20060618

20060618

I'm a bit depressed about a and m leaving for florida. i had my big awakening over a week ago (thanks to seeing some incriminating emails between her and d). i've since sworn off wow, tried to reclaim my life and save our marriage, and fix our issues... i've probably been smothering the shit out of a, as my ocdometer trained its focus from wow onto this new challenge, but i can't help it. m's life and well being depend on us, both of us, and i don't want to let my selfishness (or her selfishness) impede on that. what i won't (and can't) allow is her getting a free ride to cheat on me and expect me to be so naive as to have no idea what's been going on. that she's made a connection with this guy is partly my fault for being distant, but that does not give her the right to do this behind my back.

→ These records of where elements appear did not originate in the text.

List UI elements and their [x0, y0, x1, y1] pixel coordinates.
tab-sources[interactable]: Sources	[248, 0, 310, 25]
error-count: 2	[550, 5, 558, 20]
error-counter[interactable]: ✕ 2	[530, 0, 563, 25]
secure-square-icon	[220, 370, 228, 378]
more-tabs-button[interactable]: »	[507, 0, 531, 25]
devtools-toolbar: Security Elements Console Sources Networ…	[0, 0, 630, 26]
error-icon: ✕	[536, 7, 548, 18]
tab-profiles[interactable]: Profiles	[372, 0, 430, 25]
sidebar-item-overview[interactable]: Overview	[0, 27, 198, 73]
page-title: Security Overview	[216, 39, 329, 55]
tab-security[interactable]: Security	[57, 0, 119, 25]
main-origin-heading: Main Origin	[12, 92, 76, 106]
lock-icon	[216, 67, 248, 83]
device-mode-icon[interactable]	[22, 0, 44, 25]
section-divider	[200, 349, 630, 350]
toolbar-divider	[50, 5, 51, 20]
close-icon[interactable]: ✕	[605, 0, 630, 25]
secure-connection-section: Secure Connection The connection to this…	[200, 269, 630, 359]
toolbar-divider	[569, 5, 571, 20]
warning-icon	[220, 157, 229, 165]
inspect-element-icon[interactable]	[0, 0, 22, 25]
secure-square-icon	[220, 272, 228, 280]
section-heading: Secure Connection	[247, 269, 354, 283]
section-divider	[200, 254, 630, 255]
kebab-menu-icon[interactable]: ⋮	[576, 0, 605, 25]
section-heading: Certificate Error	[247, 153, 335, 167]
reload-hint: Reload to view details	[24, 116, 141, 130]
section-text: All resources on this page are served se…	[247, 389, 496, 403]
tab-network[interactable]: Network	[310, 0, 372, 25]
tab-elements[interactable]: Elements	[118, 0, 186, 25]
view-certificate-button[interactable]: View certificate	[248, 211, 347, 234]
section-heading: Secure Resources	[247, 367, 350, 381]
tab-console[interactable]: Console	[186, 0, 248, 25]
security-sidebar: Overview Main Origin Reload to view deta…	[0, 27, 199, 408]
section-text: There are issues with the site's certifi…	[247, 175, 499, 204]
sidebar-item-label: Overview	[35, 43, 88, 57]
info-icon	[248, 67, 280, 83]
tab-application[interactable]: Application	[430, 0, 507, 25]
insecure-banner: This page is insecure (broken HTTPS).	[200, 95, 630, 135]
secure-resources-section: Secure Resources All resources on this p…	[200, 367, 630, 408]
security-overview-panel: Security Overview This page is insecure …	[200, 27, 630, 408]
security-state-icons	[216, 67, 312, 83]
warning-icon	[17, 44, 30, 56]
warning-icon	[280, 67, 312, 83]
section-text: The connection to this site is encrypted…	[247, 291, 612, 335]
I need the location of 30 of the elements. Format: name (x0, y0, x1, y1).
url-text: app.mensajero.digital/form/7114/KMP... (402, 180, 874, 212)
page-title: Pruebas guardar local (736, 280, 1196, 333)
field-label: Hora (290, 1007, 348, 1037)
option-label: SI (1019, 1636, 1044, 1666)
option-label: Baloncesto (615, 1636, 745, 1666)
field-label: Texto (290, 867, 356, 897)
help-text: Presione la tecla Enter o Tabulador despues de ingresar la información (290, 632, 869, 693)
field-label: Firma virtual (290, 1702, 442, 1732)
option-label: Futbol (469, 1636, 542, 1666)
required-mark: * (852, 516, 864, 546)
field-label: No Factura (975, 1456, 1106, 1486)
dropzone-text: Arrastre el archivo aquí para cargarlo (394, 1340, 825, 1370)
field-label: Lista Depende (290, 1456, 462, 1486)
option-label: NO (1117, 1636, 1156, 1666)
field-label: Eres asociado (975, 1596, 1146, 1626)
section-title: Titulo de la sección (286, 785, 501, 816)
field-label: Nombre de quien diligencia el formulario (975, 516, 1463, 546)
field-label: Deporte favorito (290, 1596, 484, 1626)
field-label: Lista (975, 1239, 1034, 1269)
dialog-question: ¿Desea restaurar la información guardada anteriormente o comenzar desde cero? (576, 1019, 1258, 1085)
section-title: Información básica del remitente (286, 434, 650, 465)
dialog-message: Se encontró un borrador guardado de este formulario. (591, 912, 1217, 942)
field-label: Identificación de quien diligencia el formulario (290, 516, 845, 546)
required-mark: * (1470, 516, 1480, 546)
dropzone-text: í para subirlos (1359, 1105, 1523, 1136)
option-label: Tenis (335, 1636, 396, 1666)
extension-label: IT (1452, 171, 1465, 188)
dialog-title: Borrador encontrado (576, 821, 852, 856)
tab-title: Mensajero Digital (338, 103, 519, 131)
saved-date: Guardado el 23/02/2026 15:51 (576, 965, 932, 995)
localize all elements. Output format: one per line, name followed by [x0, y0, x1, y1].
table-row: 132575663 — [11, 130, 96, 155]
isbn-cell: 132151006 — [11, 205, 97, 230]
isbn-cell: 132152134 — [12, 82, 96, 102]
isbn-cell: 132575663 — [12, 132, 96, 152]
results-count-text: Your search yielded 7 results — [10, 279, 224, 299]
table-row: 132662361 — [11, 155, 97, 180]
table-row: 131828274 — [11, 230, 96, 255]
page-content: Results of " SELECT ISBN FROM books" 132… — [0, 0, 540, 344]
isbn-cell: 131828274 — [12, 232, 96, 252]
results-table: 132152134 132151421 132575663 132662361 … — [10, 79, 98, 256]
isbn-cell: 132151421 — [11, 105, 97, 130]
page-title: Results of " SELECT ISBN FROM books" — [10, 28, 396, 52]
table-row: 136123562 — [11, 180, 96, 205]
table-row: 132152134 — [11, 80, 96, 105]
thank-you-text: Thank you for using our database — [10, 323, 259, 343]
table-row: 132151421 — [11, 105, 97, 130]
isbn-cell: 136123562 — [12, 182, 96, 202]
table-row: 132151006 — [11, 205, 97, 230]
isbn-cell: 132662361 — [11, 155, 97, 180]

i am a good person, damnit... i have been a fairly good father, and not all that bad of a husband, although i know recently i have been neglecting a and taking her for granted. i think we've had a really good week, i'm inclined to agree with her on that, but this trip she's taking will decide a lot of things once and for all, and the thought of that is churning my stomach. i have been saying "i'm sorry" too much around her, as if our relationship's problems are my fault. this is not my fight against obesity, addiction or ocd, although that's part of it for sure. this is *our* fight at saving our marriage and giving m a better life than we had, and sometimes it feels as if i'm the only one fighting it.



a has "you're beautiful" set as the ringtone for dave, and as i read those lyrics and what they might imply, i had more of the same feelings of helplessness. she says she gets frustrated with the baby when she can't communicate what's wrong. well here i am, seemingly helpless to stop this trainwreck of inadequacy and frustration from reaching its destination. what am i supposed to do?



my only hope is that this diary will at least set my mind at ease a bit, and allow me to focus on fitness while she is gone to florida with m.



i love her. i share my feelings with her all the time, but sometimes i don't get back much of anything, which makes me wonder if she's as invested as i am in saving this.